11/08/13 à 10:26 - Mise à jour à 10:26

Source: Le Vif

Près de 6,9 millions de Maliens élisent ce dimanche leur nouveau président, devant choisir entre Ibrahim Boubacar Keïta et Soumaïla Cissé pour sortir leur pays de dix-huit mois d'une grave crise politico-militaire.
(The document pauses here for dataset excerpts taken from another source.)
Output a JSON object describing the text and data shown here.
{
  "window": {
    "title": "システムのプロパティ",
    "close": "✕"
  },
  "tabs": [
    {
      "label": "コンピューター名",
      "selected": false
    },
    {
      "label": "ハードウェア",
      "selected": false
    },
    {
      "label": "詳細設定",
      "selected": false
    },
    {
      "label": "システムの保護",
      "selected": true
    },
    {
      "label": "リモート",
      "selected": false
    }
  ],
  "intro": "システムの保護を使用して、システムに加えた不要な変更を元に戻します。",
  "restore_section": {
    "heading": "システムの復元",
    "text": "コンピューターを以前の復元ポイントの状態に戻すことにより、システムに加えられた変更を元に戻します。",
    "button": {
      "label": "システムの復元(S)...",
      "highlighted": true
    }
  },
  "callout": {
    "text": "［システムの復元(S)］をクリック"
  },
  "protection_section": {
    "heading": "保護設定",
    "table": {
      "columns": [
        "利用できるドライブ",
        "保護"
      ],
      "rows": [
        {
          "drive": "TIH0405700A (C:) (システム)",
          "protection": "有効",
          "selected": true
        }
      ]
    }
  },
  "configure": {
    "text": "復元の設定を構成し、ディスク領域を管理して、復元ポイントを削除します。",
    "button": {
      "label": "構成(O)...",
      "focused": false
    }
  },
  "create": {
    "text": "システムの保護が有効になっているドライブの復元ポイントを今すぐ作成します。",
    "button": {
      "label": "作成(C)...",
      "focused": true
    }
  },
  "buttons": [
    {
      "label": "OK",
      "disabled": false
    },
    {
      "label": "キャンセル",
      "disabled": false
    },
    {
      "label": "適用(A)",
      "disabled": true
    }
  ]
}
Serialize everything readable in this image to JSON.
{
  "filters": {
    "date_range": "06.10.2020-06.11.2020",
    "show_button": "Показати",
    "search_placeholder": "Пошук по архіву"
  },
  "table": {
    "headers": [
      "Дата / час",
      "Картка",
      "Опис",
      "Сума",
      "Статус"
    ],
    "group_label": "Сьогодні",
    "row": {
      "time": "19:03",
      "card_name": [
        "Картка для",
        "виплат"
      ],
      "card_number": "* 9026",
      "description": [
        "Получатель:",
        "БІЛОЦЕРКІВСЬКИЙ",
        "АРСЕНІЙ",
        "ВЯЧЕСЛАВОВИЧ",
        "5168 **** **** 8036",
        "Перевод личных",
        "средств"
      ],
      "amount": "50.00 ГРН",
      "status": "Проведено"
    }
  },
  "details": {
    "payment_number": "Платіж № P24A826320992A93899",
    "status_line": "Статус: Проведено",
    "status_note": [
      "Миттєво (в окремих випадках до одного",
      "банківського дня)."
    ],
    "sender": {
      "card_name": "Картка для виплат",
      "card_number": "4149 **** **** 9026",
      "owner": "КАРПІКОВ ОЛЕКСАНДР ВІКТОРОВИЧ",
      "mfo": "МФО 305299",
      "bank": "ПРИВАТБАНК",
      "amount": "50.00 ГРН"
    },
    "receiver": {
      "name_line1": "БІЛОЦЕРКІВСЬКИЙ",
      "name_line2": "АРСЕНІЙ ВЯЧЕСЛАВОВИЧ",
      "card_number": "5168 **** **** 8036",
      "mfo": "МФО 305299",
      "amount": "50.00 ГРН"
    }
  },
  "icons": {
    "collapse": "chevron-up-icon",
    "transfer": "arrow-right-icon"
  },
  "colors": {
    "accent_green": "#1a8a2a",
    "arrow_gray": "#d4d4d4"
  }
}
Le Mali en crise choisit son nouveau président

© AFP

Le second tour de la présidentielle, deux semaines après un premier tour réussi le 28 juillet en dépit de craintes d'attentats jihadistes, doit rétablir l'ordre constitutionnel interrompu par un coup d'Etat militaire le 22 mars 2012, qui a précipité la chute du nord du pays aux mains de groupes islamistes armés liés à Al-Qaïda.

Ce scrutin sera surveillé par plusieurs centaines d'observateurs nationaux et internationaux et sa sécurité sera assurée par l'armée malienne, les Casques bleus de la Minusma et l'armée française.

Les deux candidats en lice, arrivés en tête du premier tour, sont des vétérans de la vie politique malienne: Ibrahim Boubacar Keïta dit IBK, 68 ans, est un ex-Premier ministre, et Soumaïla Cissé surnommé "Soumi", 63 ans, un ex-ministre des Finances et un ancien responsable de l'Union économique et monétaire ouest-africaine (Uémoa).

Keïta, fort de son avance de 20 points (39,79% des voix au premier tour, contre 19,70% pour Cissé), semble largement favori, d'autant qu'il a reçu le soutien de 22 des 25 candidats éliminés au premier tour dont la majorité a obtenu moins de 1% des suffrages. Mais Cissé table sur une mobilisation plus forte encore qu'au premier tour - 48,98%, un taux historique au Mali - et sur une partie de près de 400.000 bulletins déclarés nuls le 28 juillet. "Il ne s'agit pas de compléter les résultats du premier tour, c'est une nouvelle élection", affirme-t-il.

Se réclamant de la gauche, charismatique, charmeur et bon vivant, Keïta apparaît aux yeux de ses partisans comme un "homme d'Etat fort", seul capable de redresser le Mali. Ceux de Cissé, économiste chevronné et courtois, mettent en avant ses compétences de gestionnaire. "La guerre est finie, maintenant, et il faut travailler dur", dit l'un d'eux.